Atrial fibrillation (AF) recurrence remains frequent in patients with obesity after catheter ablation and is associated with adverse outcomes. In Circulation: Arrhythmia and Electrophysiology, a retrospective cohort study evaluated the association between glucagon-like peptide-1 receptor agonist (GLP-1RA) therapy and AF outcomes following catheter ablation.
The analysis used data from a large multicenter electronic health record network.

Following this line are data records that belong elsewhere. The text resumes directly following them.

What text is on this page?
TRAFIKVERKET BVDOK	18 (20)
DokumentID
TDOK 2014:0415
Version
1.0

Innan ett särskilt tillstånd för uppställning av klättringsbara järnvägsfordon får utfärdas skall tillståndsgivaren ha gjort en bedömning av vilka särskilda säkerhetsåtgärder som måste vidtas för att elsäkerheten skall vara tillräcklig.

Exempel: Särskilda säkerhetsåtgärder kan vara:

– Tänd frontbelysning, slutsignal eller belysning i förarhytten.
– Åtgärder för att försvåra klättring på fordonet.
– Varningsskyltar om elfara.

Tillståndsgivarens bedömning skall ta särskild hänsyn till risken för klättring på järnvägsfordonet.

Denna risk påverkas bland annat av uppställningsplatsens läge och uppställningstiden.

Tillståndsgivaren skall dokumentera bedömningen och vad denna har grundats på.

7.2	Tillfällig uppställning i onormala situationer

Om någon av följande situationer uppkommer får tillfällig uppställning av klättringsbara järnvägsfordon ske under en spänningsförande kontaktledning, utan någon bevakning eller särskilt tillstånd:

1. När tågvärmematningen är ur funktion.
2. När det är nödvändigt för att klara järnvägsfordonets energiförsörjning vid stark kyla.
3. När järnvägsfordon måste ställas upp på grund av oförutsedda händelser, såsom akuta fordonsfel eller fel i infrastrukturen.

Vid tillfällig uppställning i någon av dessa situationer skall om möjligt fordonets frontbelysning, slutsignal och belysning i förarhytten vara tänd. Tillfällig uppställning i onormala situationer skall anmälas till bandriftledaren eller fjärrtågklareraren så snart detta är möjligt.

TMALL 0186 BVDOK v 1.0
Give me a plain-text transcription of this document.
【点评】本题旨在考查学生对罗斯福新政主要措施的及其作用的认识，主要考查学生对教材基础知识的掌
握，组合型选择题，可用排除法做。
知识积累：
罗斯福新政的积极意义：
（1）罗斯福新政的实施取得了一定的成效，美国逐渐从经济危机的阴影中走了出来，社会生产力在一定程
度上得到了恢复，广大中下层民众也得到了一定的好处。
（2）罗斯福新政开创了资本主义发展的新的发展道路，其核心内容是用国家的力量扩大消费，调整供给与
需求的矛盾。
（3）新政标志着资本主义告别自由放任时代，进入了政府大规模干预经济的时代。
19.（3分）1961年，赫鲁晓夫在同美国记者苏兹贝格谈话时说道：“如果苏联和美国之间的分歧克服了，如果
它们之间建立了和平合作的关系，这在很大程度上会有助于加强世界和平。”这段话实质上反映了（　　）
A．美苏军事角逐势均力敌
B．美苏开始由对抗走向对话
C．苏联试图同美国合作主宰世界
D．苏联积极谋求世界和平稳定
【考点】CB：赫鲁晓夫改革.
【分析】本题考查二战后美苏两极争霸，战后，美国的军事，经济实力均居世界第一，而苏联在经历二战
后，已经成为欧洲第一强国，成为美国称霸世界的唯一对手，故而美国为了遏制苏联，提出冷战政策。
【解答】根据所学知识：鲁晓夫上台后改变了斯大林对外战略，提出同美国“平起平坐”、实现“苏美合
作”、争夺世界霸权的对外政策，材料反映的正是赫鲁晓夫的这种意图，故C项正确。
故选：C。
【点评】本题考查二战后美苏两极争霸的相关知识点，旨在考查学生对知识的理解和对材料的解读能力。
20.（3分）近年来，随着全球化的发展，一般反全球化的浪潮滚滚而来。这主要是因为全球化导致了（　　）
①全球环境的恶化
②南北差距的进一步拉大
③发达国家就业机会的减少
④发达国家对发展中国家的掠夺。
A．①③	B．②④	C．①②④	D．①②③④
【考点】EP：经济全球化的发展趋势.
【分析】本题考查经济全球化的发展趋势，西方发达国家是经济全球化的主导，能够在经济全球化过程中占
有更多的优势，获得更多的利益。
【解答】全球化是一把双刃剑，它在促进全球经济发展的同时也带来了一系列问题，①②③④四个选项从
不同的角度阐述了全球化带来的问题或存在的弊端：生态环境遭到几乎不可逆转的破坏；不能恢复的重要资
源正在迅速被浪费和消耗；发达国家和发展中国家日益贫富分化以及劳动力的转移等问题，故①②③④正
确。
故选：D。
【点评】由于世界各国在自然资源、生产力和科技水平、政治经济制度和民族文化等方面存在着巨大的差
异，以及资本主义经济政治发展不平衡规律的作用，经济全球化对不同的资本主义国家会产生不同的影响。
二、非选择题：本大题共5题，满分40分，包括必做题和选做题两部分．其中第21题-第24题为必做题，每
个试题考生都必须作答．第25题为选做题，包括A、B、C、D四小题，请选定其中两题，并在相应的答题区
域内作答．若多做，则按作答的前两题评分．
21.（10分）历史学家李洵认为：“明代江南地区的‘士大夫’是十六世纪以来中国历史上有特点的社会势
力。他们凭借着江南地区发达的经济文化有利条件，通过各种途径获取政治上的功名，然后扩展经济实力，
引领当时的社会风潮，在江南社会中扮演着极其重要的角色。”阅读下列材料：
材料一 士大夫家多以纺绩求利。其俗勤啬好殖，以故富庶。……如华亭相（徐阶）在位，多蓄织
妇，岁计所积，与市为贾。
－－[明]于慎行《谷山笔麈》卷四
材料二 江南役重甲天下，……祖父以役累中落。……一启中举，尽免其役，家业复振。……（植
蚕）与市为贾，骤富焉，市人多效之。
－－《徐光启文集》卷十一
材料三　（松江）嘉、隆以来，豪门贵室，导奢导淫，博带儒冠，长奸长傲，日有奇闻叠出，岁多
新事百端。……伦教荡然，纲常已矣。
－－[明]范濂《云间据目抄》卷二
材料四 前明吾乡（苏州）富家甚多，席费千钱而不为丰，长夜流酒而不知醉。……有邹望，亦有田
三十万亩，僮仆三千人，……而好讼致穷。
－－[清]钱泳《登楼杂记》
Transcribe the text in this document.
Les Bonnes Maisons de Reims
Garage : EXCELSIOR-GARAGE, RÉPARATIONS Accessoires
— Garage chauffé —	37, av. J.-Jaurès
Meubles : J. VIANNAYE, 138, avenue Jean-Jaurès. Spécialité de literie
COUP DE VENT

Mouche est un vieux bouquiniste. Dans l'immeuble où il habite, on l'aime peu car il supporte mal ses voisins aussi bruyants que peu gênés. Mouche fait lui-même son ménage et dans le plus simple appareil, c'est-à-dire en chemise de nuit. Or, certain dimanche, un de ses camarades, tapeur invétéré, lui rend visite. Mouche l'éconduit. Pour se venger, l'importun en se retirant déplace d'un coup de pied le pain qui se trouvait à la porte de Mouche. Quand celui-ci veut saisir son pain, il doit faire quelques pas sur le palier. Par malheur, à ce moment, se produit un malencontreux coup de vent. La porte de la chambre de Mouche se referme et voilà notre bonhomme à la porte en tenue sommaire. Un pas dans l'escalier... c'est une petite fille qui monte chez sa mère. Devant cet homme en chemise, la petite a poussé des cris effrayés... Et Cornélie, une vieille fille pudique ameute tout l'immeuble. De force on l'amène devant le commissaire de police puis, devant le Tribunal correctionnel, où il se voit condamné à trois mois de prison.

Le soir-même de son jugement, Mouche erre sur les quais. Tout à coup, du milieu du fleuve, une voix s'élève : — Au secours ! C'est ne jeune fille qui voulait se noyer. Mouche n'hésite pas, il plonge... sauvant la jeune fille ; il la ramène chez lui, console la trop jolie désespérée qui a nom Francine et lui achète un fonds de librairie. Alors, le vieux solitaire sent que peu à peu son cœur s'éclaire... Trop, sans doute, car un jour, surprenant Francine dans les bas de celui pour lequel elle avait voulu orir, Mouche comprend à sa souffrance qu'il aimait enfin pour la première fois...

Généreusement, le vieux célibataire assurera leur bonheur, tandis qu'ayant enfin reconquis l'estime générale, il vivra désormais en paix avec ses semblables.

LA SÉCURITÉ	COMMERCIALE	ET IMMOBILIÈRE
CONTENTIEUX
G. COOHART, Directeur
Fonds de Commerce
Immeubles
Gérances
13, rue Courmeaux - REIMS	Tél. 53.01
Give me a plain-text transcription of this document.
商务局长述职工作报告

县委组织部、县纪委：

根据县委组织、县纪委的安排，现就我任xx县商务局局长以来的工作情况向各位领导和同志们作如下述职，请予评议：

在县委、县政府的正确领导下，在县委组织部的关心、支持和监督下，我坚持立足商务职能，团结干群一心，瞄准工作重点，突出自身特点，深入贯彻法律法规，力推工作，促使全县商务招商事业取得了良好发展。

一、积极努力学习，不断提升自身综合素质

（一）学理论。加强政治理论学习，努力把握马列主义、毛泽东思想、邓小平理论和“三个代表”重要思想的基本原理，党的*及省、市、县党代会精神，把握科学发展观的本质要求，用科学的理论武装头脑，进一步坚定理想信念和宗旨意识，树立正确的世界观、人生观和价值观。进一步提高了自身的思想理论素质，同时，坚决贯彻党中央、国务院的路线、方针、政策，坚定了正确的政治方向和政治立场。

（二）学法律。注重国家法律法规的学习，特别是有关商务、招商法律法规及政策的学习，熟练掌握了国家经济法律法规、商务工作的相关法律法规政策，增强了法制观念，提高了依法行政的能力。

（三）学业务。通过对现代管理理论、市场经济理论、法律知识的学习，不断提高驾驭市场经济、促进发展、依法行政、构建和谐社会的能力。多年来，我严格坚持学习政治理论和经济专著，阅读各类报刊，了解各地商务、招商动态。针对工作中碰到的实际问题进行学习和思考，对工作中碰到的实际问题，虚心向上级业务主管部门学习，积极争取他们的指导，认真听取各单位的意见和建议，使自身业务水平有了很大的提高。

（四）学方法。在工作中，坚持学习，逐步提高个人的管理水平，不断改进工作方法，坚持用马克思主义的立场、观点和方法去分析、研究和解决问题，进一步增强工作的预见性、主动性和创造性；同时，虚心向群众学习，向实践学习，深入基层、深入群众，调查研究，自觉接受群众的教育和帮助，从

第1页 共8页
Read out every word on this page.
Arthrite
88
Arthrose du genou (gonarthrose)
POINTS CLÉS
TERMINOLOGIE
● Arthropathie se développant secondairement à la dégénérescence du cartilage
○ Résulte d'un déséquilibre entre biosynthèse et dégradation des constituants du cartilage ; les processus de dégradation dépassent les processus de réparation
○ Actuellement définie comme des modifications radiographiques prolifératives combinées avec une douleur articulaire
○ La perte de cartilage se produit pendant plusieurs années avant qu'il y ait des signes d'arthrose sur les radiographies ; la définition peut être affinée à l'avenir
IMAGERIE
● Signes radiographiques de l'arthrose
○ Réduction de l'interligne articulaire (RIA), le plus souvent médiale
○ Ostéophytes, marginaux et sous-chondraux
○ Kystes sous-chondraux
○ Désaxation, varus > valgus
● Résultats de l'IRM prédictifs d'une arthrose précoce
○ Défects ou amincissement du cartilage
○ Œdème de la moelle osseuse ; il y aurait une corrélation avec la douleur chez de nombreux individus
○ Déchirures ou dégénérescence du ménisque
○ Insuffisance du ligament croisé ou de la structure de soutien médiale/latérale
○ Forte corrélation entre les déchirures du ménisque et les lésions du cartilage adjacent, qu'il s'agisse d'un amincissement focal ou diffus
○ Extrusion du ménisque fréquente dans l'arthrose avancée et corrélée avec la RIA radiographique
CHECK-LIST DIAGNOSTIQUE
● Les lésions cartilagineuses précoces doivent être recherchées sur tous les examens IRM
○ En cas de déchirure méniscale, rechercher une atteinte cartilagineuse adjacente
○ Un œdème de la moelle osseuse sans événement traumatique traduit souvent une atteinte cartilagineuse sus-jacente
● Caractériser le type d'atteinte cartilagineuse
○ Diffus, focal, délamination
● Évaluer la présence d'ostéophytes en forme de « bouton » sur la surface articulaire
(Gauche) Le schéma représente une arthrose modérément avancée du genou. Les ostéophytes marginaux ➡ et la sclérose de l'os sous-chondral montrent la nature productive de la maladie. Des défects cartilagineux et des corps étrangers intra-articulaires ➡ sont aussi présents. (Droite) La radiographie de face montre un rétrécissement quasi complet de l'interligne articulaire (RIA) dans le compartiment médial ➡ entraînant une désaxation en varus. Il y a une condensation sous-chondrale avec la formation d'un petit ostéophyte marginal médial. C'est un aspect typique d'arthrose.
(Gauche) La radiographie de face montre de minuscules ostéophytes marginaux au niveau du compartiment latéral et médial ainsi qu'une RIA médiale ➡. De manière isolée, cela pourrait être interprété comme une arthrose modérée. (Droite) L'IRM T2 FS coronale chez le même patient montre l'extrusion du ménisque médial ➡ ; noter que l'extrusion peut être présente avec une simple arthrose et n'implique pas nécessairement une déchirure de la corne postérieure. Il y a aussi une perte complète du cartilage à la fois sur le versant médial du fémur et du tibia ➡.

Adults aged 18 years or older with obesity, defined as a body mass index (BMI) greater than 30 kg/m², who underwent AF ablation between January 2015 and January 2025 were included. The cohort comprised 3,350 GLP-1RA users and 3,350 nonusers. Groups were matched 1:1 using propensity scores across 82 clinical and demographic variables. These variables included age, sex, race, AF subtype, cardiovascular comorbidities, and baseline medications.
During a median follow-up of 2 years (interquartile range [IQR], 0.8-3.2 years), AF recurrence was lower in GLP-1RA users compared with nonusers. Rates were 6.66% versus 7.72%. The hazard ratio (HR) was 0.82 (95% confidence interval [CI], 0.76-0.88; P < 0.0001). Progression to permanent AF occurred less frequently in GLP-1RA users (3.16% vs 3.38%; HR, 0.77; 95% CI, 0.63-0.93; P = 0.01). All-cause mortality was lower (HR, 0.73; 95% CI, 0.59-0.91; P = 0.01). Heart failure (HF) hospitalization (HR, 0.80; 95% CI, 0.71-0.90; P < 0.0001) and cardiovascular (CV) hospitalizations (HR, 0.85; 95% CI, 0.77-0.93; P = 0.001) were also reduced. No significant difference was observed for redo ablation.
In this real-world cohort, GLP-1RA therapy was associated with lower AF recurrence and fewer adverse cardiovascular outcomes after ablation in patients with obesity.